Morar em São Paulo – que acaba de comemorar os 458 anos– é um desafio para a saúde, para a paciência e também para o bolso. Segundo um levantamento do FMI (Fundo Monetário Internacional), o custo de vida por aqui já é maior do que em alguns países de primeiro mundo, como os Estados Unidos.
Um levantamento feito no ano passado pela consultoria Mercer apontou que São Paulo é a cidade mais cara para se viver nas Américas. A capital paulista subiu onze posições em relação ao ranking de 2010 e agora está na décima posição no mundo. São Paulo aparece à frente de cidades como Nova York, Londres e Paris.

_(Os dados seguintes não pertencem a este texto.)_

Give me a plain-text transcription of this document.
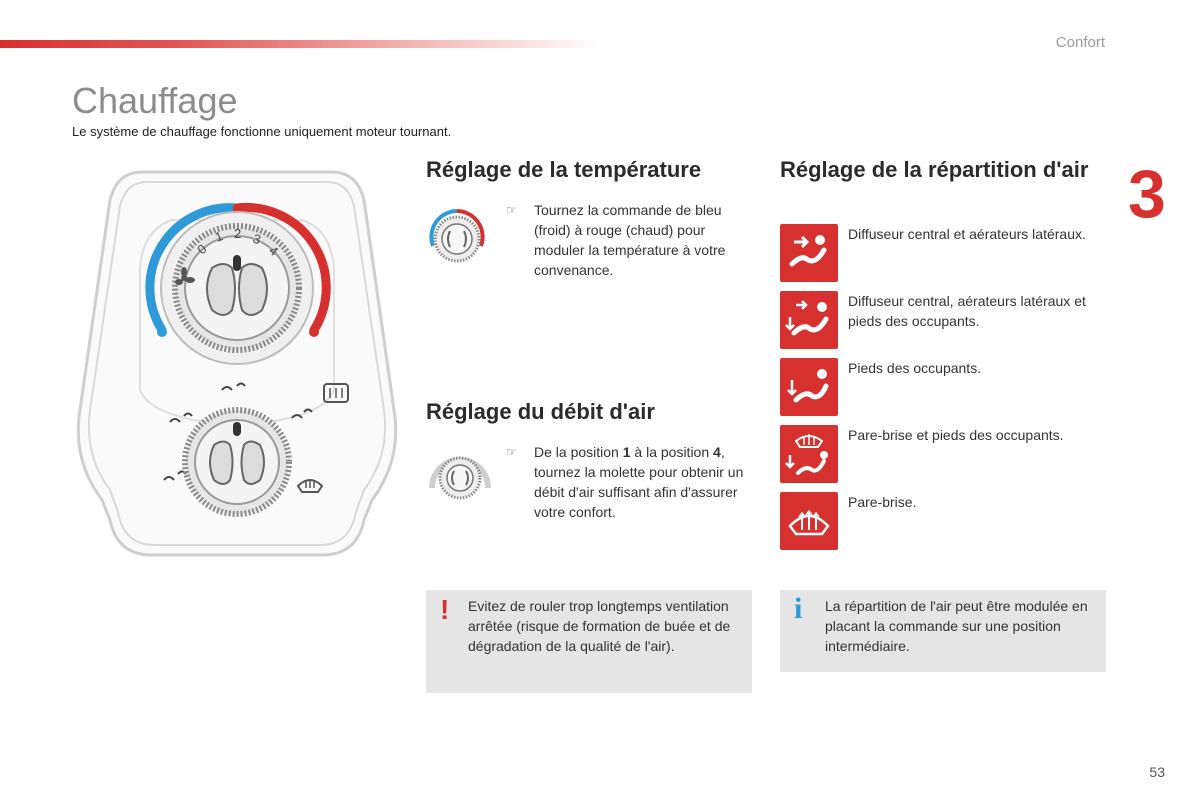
Confort
3
Chauffage

Le système de chauffage fonctionne uniquement moteur tournant.

0
1 2 3
4
Réglage de la température
☞ Tournez la commande de bleu (froid) à rouge (chaud) pour moduler la température à votre convenance.
Réglage du débit d'air
☞ De la position 1 à la position 4, tournez la molette pour obtenir un débit d'air suffisant afin d'assurer votre confort.
Réglage de la répartition d'air
Diffuseur central et aérateurs latéraux.
Diffuseur central, aérateurs latéraux et pieds des occupants.
Pieds des occupants.
Pare-brise et pieds des occupants.
Pare-brise.
! Evitez de rouler trop longtemps ventilation arrêtée (risque de formation de buée et de dégradation de la qualité de l'air).
i La répartition de l'air peut être modulée en placant la commande sur une position intermédiaire.
53
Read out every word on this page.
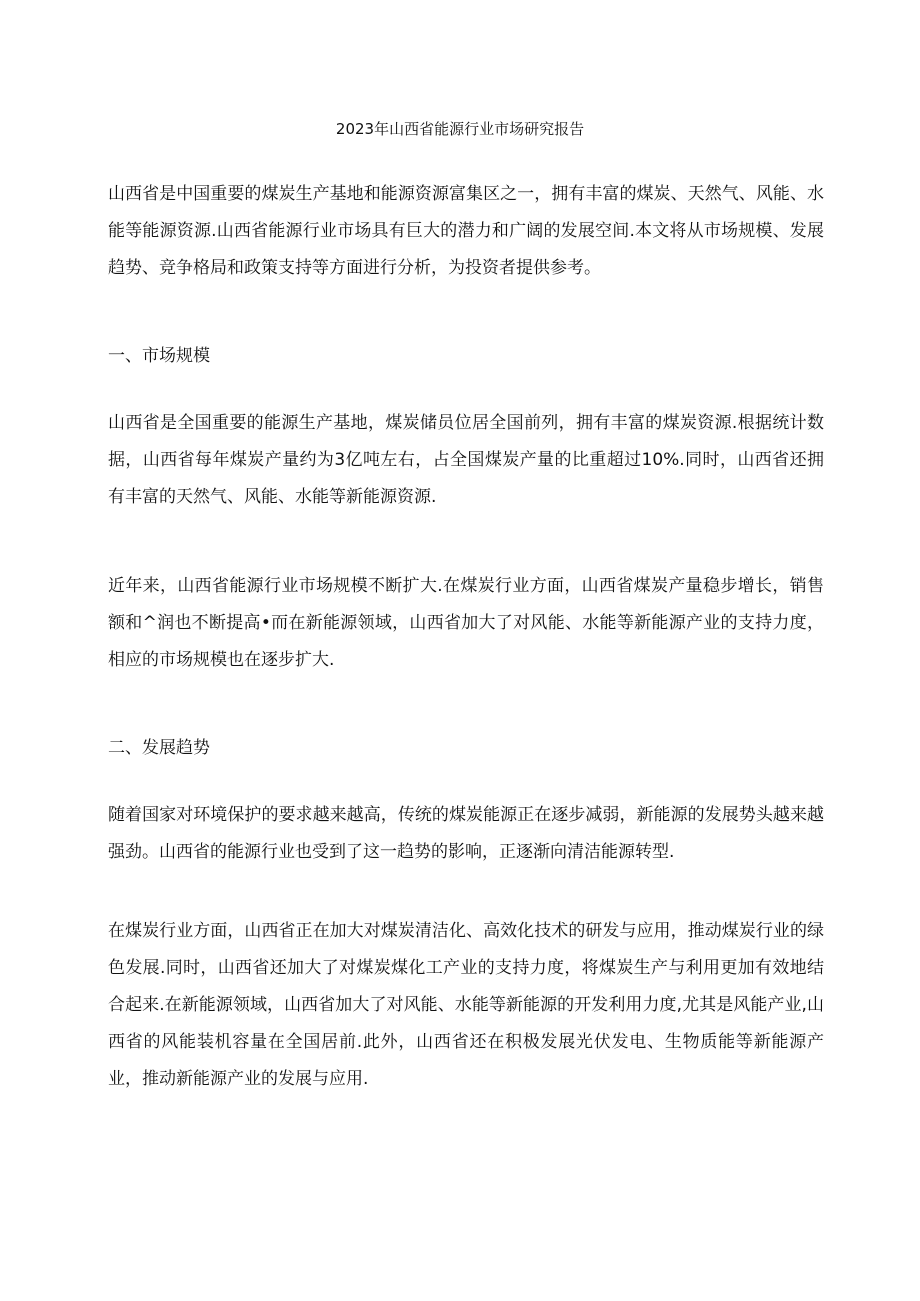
2023年山西省能源行业市场研究报告

山西省是中国重要的煤炭生产基地和能源资源富集区之一，拥有丰富的煤炭、天然气、风能、水能等能源资源.山西省能源行业市场具有巨大的潜力和广阔的发展空间.本文将从市场规模、发展趋势、竞争格局和政策支持等方面进行分析，为投资者提供参考。

一、市场规模

山西省是全国重要的能源生产基地，煤炭储员位居全国前列，拥有丰富的煤炭资源.根据统计数据，山西省每年煤炭产量约为3亿吨左右，占全国煤炭产量的比重超过10%.同时，山西省还拥有丰富的天然气、风能、水能等新能源资源.

近年来，山西省能源行业市场规模不断扩大.在煤炭行业方面，山西省煤炭产量稳步增长，销售额和^润也不断提高•而在新能源领域，山西省加大了对风能、水能等新能源产业的支持力度，相应的市场规模也在逐步扩大.

二、发展趋势

随着国家对环境保护的要求越来越高，传统的煤炭能源正在逐步减弱，新能源的发展势头越来越强劲。山西省的能源行业也受到了这一趋势的影响，正逐渐向清洁能源转型.

在煤炭行业方面，山西省正在加大对煤炭清洁化、高效化技术的研发与应用，推动煤炭行业的绿色发展.同时，山西省还加大了对煤炭煤化工产业的支持力度，将煤炭生产与利用更加有效地结合起来.在新能源领域，山西省加大了对风能、水能等新能源的开发利用力度,尤其是风能产业,山西省的风能装机容量在全国居前.此外，山西省还在积极发展光伏发电、生物质能等新能源产业，推动新能源产业的发展与应用.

Achou ruim? Pois saiba que em 2011 o INPC (Índice Nacional de Preços ao Consumidor), que mede o aumento de preços para famílias com renda de até seis salários mínimos, foi o terceiro maior do país em São Paulo, com variação de 6,34%, contra uma média nacional de 6,08%
Segundo o professor de finanças da Escola de Economia da FGV-SP, Samy Dana, um conjunto de fatores explica o alto custo de vida. “Recentemente a população brasileira aumentou o poder de compra e São Paulo foi uma das cidades mais beneficiadas. Nós temos uma tradição no Brasil de margem de lucro muito alta. A impressão é de que os bancos ganham muito dinheiro, mas no meu entendimento não são apenas os bancos. Os serviços em geral são caros. Vários custos são exagerados”, diz.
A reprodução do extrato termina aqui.